E questo si lega ad una seconda questione cruciale per la finanza climatica: il ruolo del settore privato. Molti analisti concordano che il potenziale degli attori privati sia ancora molto inespresso e che uno degli scopi principali di questa e delle prossime Cop debba essere quello di identificare regole, strumenti e strategie per canalizzare sempre maggiori investimenti privati nella finanza climatica e verso i Paesi in via di sviluppo.
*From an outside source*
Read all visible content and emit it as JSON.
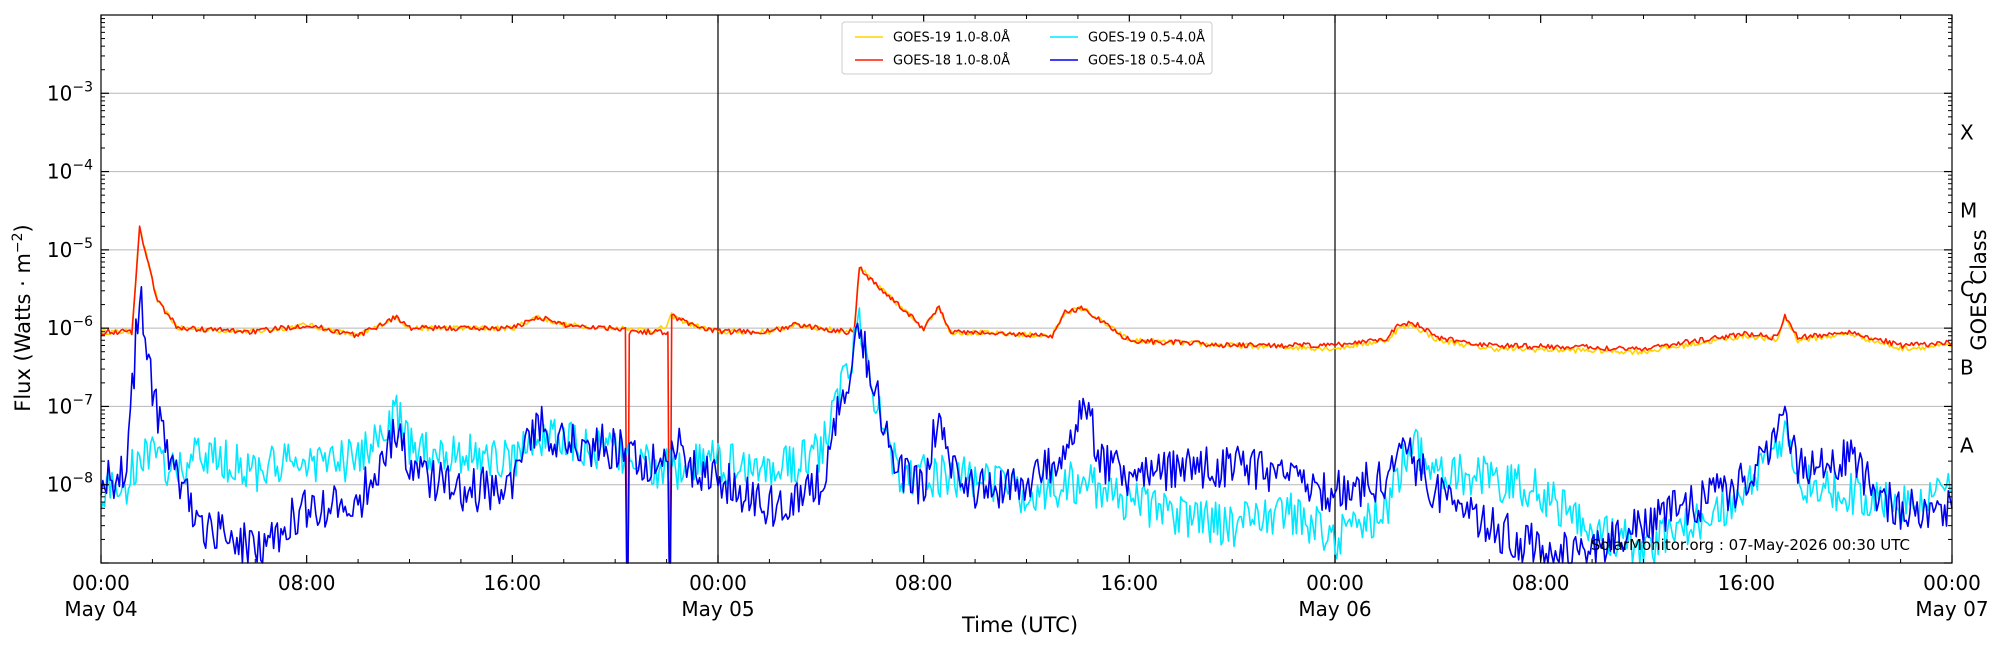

Sempre secondo le stime del gruppo di esperti dell’Onu, la metà di tutto il flusso di investimenti di finanza climatica che dai Paesi industrializzati dovrebbe confluire verso i Paesi in via di sviluppo da qui al prossimo decennio dovrebbe arrivare dal settore privato, con una crescita di almeno quindici volte rispetto ad oggi (mentre per il settore pubblico è richiesta una crescita con volumi fra le due e le quattro volte superiore rispetto a oggi).
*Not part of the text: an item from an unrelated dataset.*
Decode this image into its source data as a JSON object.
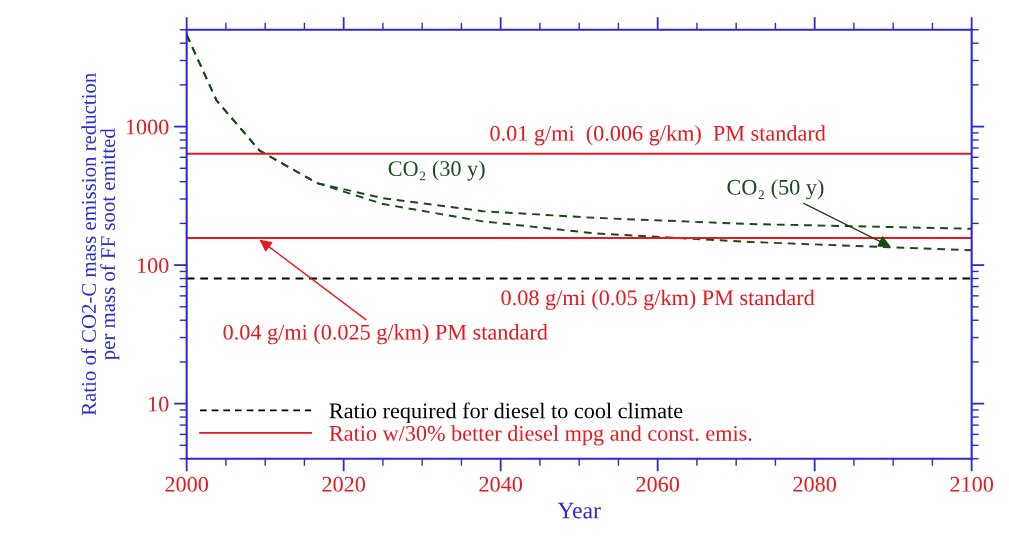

Anche in questo caso, comprendere quanti e quali volumi di investimenti confluiscano nell’una o nell’altra categoria non è un’operazione semplice, però le stime che abbiamo a disposizione parlano chiaro: secondo l’Adaptation gap report redatto dall’Unep (il Programma ambientale delle Nazioni unite), solo circa il trenta per cento degli investimenti di finanza climatica mobilitati dai Paesi industrializzati verso i Paesi in via di sviluppo ha riguardato l’adattamento (il riferimento è sempre alle stime del 2022 diffuse dall’Ocse). Questi volumi, sempre secondo l’Unep, dovrebbero moltiplicarsi fino a dieci-quindici volte per arrivare anche solo in minima parte a coprire le necessità di adattamento dei Paesi in via di sviluppo (stimate in circa trecentonovanta miliardi di dollari all’anno da qui al 2030).
Anche se il trend sugli investimenti nell’adattamento mostra una crescita stabile, si tratta comunque di una porzione ancora molto limitata degli investimenti, a fronte di un tema, quello dell’adattamento, che dovrebbe invece ricoprire un ruolo rilevante soprattutto quando parliamo dei Paesi in via di sviluppo, che molto spesso coincidono con la parte di mondo più vulnerabile agli impatti dei cambiamenti climatici. La Cop29 di Baku non è riuscita a identificare per l’adattamento un target specifico di finanziamenti e questo potrebbe invece essere uno dei risultati da portare a casa per la Cop di Belém, perché è l’esatta intersezione fra due dei temi di maggiore attualità per i lavori delle Cop negli ultimi anni.
I motivi di questo ritardo sono vari, a cominciare dal fatto che per arrestare la crisi climatica è stato necessario dare precedenza all’obiettivo di mitigazione (senza il quale nessun adattamento sarà mai possibile), ma ci sono anche importanti complessità metodologiche su cui gli esperti sono a lavoro, perché identificare un indicatore ben rappresentativo e misurabile sull’adattamento non è una sfida semplice.
Anche se la strada sembra ancora molto lunga e le prospettive di successo da Belém incerte, quello del Global adaptation goal resta uno dei dossier più caldi della Cop30 ormai alle porte.